Saving Israel
- Author: Boaz Dvir
- Publisher: Rowman & Littlefield
- Publication date: January 31, 2020
- ISBN: 9780811737265

= Saving Israel =

Book by Boaz Dvir

Saving Israel: The Unknown Story of Smuggling Weapons and Winning a Nation's Independence is a book by Boaz Dvir, published January 31, 2020 by Rowman & Littlefield. It tells the story of a secret and illegal operation by American aviators to save the Jewish state following World War II. The book is available in hardcover, digital, and audiobook formats.

==Synopsis==
In 1948, newborn Israel lacked the weapons to defend itself against an invasion by five well-equipped neighboring armies that was impending. Al Schwimmer, an American World War II veteran who feared a repeat of the Holocaust created factitious airlines, bought decommissioned airplanes from the US War Assets Administration, fixed them in California and New Jersey, and sent his pilots (Jewish and non-Jewish WWII aviators) to pick up rifles, bullets, and fighter planes from the only country willing to break the international arms embargo: communist Czechoslovakia. Schwimmer and key members of his team paid a heavy price for helping supply Israel with the aircraft and weapons she needed to defend herself. They lost their civil rights. They were convicted of breaking the arms embargo and America's Neutrality Act. Years later, three presidents would pardon three of them. This book recreates the operation members’ journey in vivid scenes, capturing their multilayered stories and larger-than-life personalities. It documents the spirit as well as the facts of a mostly unknown mission to save a nascent-yet-ancient nation.

==Reviews==
The book has been well received with reviews from various outlets, including the Washington Times, the Jerusalem Post, and the Times of Israel. Defense and Foreign affairs author Geogery R. Copley also reviewed the book saying “The book, written in a journalistic style, tells a tale which not only is educational about the formation of Israel and the age into which it was born, but about the role which innovation and creativity can play in the saving of any society during a period of existential crisis.
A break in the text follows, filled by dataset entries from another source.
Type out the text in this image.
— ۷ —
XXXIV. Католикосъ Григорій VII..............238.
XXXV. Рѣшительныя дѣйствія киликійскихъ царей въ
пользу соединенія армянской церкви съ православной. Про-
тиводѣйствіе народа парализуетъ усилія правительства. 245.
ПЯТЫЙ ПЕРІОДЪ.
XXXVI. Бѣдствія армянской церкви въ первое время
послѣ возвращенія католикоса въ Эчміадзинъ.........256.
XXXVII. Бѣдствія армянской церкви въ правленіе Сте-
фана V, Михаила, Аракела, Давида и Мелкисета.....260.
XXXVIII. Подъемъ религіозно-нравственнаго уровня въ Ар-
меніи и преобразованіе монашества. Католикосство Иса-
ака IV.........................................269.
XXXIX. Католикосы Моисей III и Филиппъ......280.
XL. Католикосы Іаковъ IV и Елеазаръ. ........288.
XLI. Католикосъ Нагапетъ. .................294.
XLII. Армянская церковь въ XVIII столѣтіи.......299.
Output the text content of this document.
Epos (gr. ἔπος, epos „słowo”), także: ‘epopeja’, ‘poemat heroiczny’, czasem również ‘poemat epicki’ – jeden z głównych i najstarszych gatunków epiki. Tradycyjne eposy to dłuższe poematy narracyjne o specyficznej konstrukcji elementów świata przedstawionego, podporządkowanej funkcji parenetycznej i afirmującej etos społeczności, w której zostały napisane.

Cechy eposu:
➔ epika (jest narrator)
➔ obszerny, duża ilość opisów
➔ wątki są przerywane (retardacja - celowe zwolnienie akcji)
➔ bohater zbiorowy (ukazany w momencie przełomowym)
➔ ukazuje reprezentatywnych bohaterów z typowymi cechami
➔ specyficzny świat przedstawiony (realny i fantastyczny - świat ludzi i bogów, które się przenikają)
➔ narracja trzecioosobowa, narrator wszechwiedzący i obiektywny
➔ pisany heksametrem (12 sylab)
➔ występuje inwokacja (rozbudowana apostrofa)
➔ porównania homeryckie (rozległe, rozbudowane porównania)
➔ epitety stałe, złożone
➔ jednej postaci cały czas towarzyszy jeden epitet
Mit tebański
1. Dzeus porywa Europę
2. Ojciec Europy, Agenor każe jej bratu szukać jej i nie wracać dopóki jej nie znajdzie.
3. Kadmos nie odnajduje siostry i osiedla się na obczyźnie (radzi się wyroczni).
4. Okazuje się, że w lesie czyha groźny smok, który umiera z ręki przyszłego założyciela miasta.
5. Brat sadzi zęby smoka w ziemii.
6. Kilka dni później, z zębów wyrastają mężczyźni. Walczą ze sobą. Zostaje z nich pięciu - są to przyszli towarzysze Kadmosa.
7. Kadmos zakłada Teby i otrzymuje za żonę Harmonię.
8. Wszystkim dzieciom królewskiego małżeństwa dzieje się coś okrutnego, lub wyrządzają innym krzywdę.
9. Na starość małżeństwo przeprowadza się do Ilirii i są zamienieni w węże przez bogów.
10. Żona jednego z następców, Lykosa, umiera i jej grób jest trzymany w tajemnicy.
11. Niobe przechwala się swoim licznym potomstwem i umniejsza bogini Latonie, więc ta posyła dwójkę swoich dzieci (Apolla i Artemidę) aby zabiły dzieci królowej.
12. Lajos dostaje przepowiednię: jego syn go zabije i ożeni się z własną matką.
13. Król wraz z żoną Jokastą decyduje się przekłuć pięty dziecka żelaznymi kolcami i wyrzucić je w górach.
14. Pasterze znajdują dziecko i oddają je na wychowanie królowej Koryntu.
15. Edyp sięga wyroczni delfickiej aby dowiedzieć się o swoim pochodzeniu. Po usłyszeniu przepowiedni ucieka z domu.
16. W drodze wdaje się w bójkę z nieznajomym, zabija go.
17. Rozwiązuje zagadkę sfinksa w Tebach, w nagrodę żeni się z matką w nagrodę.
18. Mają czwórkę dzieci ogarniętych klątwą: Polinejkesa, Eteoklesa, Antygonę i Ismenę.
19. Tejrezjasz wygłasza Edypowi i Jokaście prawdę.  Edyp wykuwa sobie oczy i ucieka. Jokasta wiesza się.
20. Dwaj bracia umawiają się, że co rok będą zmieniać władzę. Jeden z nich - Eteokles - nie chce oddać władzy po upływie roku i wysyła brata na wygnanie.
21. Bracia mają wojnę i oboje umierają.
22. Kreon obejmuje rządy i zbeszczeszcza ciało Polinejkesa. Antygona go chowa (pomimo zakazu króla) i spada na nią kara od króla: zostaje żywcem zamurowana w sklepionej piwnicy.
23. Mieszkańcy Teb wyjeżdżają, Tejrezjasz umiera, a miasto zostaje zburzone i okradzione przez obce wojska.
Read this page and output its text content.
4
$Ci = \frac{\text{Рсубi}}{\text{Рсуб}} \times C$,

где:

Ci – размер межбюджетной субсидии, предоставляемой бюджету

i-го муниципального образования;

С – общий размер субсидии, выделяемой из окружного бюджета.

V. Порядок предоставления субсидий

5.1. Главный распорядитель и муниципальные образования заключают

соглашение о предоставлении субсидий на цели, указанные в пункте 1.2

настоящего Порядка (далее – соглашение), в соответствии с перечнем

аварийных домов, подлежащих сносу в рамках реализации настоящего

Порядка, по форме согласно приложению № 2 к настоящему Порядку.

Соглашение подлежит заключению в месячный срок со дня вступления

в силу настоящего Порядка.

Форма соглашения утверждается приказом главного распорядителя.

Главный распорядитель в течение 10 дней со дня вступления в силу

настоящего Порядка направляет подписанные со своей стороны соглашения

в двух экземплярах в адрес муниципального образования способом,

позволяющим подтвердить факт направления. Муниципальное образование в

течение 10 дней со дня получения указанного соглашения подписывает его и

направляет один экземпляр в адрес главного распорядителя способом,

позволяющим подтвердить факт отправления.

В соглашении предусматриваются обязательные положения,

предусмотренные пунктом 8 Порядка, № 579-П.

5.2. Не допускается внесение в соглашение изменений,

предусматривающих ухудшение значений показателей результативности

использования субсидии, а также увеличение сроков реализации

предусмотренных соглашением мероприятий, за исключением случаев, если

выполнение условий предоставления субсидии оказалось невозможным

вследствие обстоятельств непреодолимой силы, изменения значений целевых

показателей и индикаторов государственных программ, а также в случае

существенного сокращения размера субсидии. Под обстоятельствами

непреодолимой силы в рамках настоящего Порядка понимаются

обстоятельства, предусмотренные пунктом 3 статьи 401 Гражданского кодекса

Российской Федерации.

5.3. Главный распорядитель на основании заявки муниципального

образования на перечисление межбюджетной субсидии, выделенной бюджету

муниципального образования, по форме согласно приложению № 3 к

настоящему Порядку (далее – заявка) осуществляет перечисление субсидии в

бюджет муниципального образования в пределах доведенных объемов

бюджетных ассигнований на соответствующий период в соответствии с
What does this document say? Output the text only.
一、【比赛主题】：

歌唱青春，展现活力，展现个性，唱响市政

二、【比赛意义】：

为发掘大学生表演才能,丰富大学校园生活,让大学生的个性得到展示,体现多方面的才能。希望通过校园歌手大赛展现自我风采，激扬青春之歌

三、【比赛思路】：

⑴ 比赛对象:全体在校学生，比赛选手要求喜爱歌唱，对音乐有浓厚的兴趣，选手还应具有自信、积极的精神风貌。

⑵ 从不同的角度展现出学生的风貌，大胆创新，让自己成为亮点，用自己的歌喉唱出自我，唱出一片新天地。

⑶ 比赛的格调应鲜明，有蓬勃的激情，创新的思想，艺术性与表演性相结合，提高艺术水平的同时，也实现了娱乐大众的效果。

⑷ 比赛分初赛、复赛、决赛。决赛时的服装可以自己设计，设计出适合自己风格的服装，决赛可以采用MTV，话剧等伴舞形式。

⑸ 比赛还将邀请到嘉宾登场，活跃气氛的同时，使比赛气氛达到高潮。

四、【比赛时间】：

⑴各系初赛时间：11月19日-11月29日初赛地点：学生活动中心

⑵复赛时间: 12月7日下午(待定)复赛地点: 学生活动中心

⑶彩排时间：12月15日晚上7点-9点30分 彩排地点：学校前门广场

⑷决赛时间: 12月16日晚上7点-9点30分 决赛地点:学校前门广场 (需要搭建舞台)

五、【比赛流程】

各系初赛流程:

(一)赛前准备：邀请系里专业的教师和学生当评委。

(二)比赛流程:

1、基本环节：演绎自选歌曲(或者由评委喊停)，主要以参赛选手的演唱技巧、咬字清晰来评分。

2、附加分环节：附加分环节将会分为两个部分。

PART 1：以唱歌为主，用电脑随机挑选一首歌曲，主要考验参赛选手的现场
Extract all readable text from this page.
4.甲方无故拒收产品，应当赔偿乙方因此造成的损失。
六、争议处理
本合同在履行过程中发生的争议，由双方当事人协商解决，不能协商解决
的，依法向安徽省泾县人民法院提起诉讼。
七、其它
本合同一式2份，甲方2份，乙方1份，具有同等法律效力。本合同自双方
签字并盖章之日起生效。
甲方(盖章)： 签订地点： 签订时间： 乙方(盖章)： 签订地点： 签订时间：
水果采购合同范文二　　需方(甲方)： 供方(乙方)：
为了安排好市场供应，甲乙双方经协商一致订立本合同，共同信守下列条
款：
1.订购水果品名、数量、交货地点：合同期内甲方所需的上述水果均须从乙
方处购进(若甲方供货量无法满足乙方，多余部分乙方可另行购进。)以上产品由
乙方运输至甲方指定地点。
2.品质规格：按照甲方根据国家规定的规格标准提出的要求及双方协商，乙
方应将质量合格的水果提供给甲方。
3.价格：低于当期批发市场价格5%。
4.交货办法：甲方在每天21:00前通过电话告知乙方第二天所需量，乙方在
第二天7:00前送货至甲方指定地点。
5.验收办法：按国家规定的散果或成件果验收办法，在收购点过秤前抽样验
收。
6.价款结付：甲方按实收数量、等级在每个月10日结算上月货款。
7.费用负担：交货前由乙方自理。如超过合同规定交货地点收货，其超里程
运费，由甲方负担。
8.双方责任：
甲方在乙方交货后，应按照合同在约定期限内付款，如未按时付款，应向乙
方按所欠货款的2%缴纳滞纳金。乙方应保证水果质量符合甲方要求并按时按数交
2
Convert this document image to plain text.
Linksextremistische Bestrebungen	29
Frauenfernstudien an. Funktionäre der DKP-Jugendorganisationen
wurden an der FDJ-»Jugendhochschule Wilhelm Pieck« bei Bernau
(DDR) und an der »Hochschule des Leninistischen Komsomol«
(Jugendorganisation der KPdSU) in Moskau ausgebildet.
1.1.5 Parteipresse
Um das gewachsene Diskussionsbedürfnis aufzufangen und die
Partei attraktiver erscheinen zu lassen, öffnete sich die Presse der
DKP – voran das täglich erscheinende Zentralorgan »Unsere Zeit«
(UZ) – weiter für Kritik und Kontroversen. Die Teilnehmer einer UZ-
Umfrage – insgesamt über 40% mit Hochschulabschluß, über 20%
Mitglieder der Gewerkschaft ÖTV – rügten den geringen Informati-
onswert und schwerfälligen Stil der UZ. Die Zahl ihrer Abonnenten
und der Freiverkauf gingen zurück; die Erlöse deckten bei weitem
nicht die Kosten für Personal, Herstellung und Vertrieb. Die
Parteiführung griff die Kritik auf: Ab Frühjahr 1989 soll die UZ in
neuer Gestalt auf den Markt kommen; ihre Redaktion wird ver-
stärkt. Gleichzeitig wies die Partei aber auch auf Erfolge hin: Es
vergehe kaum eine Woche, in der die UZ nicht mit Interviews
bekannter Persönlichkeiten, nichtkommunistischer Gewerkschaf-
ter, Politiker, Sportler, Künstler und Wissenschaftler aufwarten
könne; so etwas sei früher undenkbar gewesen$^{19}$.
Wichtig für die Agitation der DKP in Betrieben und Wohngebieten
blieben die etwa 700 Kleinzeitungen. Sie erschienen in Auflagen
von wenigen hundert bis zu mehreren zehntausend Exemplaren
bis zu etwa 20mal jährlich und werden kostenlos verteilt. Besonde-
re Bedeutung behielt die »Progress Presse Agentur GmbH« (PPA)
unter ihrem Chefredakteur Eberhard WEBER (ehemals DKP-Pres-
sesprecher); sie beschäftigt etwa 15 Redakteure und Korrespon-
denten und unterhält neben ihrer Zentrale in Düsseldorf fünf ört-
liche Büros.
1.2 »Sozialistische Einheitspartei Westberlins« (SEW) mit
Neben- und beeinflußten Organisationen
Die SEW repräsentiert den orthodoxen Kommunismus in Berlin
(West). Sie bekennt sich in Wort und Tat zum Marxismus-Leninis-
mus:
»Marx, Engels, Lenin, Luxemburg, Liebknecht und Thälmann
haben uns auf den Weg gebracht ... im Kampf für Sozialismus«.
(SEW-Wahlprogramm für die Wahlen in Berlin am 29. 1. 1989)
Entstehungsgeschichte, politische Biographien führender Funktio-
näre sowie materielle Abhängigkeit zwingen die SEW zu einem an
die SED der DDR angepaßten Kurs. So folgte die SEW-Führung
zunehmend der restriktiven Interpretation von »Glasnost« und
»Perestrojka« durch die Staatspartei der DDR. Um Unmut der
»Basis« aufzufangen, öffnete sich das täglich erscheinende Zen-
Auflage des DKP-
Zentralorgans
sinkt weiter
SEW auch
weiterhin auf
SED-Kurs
It is about how people discover their identity—which is usually in times of crisis—and how they can act to preserve that identity to create anew.” Other reviewers include Thomas Van Hare (Historic Wings), Ralph Lowenstein (University of Florida College of Journalism), Miriam Elman (Syracuse University), Barbara Dury (former “60 Minutes” producer), and Richard Shyrock (Virginia Tech). An additional review was published by Lt. Col. Stephen S. Harvey in Army University Press.

Joshua Sinai from the Washington Times said: A fascinating and dramatic account filled with lots of new information about a crucially formative period in Israel's history. The author recreates in vivid detail how this overarching effort included the covert purchasing, fixing and maintenance of a variety of surplus aircraft, such as Messerschmitt fighters and B-17 bombers, as well as firearms, in the United States, and the recruitment, training, and deployment of the mostly American pilots to fly them on what turned out to be dangerous long-distance missions to Israel.

In September 2020, Saving Israel landed the No. 5 spot on Oklahoma's nonfiction bestsellers’ list.

==Review Quotes==
"How American Jews and others smuggled vital military supplies to the Jewish community in Palestine and later the Jewish state has never been told in such rich detail. Never before have readers gotten such an inside look at some very feisty – but also courageous and noble – characters, who changed the course of history. In short, the author did some world-class reporting … it is the nitty-gritty of getting the job done and activities of the characters who risked their lives, not to mention their freedom and citizenships, that make this book unique." —Aaron Leibel, The Jerusalem Post

"This book is a must-have for anyone who loves aviation history. It is a masterwork of research, interviews, and first-hand accounts of what it was like at the very beginning of the IAF [Israeli Air Force], when nobody knew if Israel would live or die. This book deserves our highest rating—a Five-Star Review. Drop everything and get this book today, you can thank us later. —Thomas Van Hare, Historic Wings
Based on extensive research, the book reads like a historical thriller. Veterans, whose efforts on Israel’s behalf are still unrecognized, come to life. The result is a tale of heroism against all odds, a story that must be told to fully understand Israel’s success in its War of Independence." —Ellis Shuman, The Times of Israel

"The American Jewish and Christian role in helping Israel win its War of Independence in 1948 is little known in the US or Israel. Saving Israel is a revelation." —Ralph Lowenstein, dean emeritus, University of Florida College of Journalism

"How did Israel come to rely on Nazi-surplus weapons during its war for independence in 1948? How did a fledgling state that didn’t yet have an air force manage to turn back a powerful Egyptian military column that was poised to march on Tel Aviv? In Saving Israel, Boaz Dvir answers these questions and more by recreating the relatively little-known story of a heroic band-of-brothers—a group of American WWII vets who risked their comfortable lives and freedom to answer a desperate call for help. Drawing on over two-dozen interviews, Dvir’s book brings this incredible chapter in Israel’s early history to life. What motivated these men to fly for Israel at a time when its survival hung in the balance? Saving Israel is a must read for anyone interested in military history and learning more about America’s war heroes." —Miriam F. Elman, associate professor of political science, Syracuse University

"With the world being turned on its head, the state of Israel faces some of its biggest challenges since its inception little more than a half century ago. To understand Israel's beginning, Boaz Dvir's beautifully written book, Saving Israel, offers a loving and unvarnished account of the men and women who risked everything to make sure Israel not only survived, but thrived. And it is a stark reminder of why Israel's survival and its place in the world is more important than ever". —Barbara Dury, former 60 Minutes producer

"Saving Israel reveals the little-known story of the creation of the air force that defended the state of Israel in its earliest days in 1948. Enriched by numerous first-hand accounts of the participants, Boaz Dvir presents a compelling and highly readable story of people willing to risk all in defense of an ideal." —Richard Shryock, associate professor, Department of Modern and Classical Languages & Literatures, Virginia Tech

==Events==
Dvir has participated in a few book signings and many virtual discussions about his book. On June 18, 2020, the National Museum of American Jewish Military History in Washington, DC, held a virtual book talk with Dvir. Dvir discussed the book and then opened the floor to a Q&A. The Military Aviation Museum in Virginia Beach, Virginia, also hosted a Saving Israel webinar in August 2020.